I beg you again to answer as soon as possible, by airmail! I’m longing for an answer from you. How is Ernst? Best wishes to him and tell him, that he will hear from me soon. Dear Mami, I’m so happy that I can finally write to you. My heart is full of worries because of the long separation. If I can even hope to see you again, How happy I would be if I could be with you. In my thoughts I’m always with you dear Mami. When I hear back from you I’ll give you more details about me. Until then, this short greeting.

I greet and kiss you many times, your loving son, who always thinks of you!

Paul

“Who always thinks of you,” those words they rush through my mind and I can’t let them go and I think of a photo a friend of mine sent me of a plaque inside the oldest ghetto in the world, in Venice, created in 1516, the very place where the word ghetto originates from. The plaque reads, “Perché le nostre memorie sono la vostra unica tomba, [for our memories are your only graves].” Did we see a plaque in the former Riga Ghetto? I can’t recall.

I first visited Riga in October 2011, seventy years after the Riga ghetto had been formed and when Latvia officially commemorated 450 years of Jewish life in Latvia. In the same year, the Jewish community commented on an increase in antisemitic attacks.
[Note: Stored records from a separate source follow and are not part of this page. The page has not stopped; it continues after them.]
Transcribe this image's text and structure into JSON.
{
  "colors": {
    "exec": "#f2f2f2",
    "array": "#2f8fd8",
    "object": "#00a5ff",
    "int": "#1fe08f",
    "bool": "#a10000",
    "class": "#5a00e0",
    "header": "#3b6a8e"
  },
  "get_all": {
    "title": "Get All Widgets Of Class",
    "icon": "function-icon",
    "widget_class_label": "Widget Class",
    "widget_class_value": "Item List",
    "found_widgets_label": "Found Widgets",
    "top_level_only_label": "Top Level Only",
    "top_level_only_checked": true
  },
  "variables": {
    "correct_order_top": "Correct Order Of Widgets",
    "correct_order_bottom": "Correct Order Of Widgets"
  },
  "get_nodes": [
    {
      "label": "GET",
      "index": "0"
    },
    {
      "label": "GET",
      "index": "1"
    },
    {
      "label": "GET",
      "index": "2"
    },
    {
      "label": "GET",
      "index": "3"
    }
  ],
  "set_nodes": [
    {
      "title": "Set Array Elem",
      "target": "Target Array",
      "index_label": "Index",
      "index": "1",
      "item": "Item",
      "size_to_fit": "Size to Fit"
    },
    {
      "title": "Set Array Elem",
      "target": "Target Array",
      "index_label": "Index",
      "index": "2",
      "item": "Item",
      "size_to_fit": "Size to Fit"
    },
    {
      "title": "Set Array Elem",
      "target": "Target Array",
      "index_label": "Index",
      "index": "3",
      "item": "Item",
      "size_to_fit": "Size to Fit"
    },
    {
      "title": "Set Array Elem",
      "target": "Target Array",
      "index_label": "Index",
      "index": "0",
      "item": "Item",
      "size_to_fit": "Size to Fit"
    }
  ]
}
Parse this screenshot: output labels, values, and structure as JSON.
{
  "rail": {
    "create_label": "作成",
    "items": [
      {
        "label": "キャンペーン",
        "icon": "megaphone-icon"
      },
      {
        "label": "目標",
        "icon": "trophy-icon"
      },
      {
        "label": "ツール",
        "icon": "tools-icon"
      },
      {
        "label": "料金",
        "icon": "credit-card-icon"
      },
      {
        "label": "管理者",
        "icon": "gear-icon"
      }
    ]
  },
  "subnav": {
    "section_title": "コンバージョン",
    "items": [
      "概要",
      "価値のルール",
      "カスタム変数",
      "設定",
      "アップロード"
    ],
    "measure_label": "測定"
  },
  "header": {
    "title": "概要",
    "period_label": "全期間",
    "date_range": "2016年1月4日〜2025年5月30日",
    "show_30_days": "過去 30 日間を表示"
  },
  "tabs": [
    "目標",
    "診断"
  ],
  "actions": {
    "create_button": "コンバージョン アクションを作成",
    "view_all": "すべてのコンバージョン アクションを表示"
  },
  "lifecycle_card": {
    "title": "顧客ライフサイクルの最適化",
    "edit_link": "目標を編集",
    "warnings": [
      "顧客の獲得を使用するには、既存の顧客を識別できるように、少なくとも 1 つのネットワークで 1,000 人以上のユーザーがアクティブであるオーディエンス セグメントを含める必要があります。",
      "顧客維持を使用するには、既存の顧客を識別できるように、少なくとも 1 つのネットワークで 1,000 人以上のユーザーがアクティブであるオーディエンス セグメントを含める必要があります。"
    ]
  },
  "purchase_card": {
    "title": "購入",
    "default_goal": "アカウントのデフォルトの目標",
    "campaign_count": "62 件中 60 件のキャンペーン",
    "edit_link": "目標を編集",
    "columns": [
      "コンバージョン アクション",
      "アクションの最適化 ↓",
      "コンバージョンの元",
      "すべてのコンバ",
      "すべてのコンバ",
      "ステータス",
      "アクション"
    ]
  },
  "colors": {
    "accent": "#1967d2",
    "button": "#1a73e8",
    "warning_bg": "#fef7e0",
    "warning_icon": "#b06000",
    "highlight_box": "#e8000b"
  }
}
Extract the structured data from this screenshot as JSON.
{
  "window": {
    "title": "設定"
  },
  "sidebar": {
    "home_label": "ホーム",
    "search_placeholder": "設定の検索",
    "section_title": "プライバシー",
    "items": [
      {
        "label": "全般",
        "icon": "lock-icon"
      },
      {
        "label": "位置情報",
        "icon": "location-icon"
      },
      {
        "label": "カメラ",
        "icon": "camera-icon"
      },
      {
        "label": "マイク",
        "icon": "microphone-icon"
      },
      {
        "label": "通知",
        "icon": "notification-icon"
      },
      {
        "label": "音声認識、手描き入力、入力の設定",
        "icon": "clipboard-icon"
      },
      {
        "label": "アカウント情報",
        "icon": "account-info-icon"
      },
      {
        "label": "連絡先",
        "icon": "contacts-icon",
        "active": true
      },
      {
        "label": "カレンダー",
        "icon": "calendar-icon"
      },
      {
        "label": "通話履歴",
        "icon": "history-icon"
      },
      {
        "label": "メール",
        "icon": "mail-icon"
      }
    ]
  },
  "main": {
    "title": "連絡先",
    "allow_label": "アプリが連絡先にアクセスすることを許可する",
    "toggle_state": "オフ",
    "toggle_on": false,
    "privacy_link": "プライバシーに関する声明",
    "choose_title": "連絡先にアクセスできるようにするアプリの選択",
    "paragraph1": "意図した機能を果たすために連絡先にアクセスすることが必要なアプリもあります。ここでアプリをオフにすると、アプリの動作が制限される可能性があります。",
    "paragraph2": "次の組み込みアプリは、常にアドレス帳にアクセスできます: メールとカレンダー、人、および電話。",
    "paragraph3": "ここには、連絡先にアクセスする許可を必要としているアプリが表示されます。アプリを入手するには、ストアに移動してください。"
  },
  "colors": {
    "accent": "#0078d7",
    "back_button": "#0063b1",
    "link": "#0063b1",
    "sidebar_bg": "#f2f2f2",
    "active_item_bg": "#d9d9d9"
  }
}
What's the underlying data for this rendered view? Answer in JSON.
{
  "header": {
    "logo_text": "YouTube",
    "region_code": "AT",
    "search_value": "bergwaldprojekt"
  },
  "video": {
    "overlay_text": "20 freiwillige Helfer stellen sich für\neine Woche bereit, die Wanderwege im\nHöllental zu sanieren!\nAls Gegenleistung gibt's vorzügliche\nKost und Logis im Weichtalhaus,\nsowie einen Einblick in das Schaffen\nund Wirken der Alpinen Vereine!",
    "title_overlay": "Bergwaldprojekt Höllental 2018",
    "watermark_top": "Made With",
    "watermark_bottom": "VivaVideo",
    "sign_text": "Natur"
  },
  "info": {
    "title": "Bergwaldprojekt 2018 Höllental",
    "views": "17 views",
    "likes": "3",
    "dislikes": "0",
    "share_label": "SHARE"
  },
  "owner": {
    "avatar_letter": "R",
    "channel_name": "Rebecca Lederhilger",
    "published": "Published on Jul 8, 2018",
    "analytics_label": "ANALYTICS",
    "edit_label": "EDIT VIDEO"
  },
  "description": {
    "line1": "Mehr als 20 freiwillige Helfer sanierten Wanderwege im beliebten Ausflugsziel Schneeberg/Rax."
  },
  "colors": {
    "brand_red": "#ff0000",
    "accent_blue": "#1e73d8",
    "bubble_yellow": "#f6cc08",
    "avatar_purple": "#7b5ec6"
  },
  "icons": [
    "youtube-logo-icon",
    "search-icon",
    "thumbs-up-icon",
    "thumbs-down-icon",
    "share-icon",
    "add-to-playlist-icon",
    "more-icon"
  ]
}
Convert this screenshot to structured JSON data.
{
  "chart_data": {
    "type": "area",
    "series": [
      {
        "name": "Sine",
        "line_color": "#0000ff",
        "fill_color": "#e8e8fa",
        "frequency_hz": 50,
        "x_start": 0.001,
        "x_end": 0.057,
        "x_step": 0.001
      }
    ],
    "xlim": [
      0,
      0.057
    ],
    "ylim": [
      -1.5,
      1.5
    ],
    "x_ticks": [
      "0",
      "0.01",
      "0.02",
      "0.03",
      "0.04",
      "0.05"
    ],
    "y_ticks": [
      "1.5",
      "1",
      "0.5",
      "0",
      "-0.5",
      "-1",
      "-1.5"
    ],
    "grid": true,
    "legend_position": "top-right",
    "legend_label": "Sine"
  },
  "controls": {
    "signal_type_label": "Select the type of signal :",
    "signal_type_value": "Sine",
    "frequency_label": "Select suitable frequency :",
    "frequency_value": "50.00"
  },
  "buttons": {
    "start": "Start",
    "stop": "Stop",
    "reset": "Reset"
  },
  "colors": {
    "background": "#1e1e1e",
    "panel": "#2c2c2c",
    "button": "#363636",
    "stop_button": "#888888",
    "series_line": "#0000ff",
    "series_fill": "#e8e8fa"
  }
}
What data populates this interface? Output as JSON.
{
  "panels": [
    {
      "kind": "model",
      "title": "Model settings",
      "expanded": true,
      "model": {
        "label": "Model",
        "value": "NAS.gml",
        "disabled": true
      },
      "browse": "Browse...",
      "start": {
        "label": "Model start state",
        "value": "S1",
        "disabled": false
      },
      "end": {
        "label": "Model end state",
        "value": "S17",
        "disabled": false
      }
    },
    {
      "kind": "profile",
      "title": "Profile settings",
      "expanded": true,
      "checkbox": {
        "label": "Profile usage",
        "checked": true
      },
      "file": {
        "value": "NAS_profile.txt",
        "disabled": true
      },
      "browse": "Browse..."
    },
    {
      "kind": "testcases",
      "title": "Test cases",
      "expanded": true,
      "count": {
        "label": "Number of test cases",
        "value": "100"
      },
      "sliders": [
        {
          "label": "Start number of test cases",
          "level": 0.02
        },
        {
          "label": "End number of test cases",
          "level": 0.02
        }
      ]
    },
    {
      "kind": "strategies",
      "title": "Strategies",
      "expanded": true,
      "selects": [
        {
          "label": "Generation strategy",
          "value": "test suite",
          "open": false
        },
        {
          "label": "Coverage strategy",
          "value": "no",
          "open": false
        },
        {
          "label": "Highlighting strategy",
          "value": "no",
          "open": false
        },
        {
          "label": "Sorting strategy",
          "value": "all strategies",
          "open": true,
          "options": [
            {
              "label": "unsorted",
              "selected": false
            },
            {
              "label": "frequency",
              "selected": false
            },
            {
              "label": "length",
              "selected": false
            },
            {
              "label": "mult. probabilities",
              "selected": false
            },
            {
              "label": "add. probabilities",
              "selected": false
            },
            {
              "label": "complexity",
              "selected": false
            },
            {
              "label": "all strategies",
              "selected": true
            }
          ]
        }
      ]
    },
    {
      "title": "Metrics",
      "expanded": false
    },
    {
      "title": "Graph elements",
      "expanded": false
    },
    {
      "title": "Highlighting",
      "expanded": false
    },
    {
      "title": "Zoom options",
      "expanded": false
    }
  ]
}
As has been tradition since 1998 in Riga, on March 16, 2011, in the heart of a NATO and EU country, more than 2,500 people paid tribute to Latvians who fought on the side of Nazi Germany in Waffen SS detachments during World War II. Close to 70,000 Jews, or over 90 per cent of Latvia’s pre-war Jewish population, were killed in 1941-42 by German SS and Latvian collaborators, many of whom later joined the 15th and 19th divisions of the German SS in 1943. The brutal murder of Latvian Jews using the “Sardinen Packung” method, was the second worst atrocity in the Holocaust, yet the Museum of Occupation in Riga only devotes a couple of stands to their deaths.

As a direct consequence of my visit to Riga and what I discovered is occurring there today I started the petition “Stop the 16 March marches in Riga and Latvians revising history!” as I sincerely believe glorification of pro-Nazi armed forces during World War II has no place in a European Union / NATO / OSCE capital, a city that in 2014 will be declared the European capital of culture in the country that from January 2015 will hold the rotating presidency of the European Union.

The petition, launched 20 January 2012, ninety years to the day from the date of birth of my uncle, Paul Theodor Loewenberg, a native of Halle an der Saale, who at age 19 was sent to the Riga Ghetto on the 4 October 1941, is as much an act of commemoration of the victims of Nazism as it is a tribute to the European parliamentarians, including a number from Latvia, who wisely and courageously signed on the 20 January 2012, the Seventy Years Declaration, commemorating Wannsee, a declaration which specifically rejects glorification of Latvia’s Waffen SS, along with Estonia’s Waffen SS and the Lithuanian Activist Front (LAF) in Lithuania.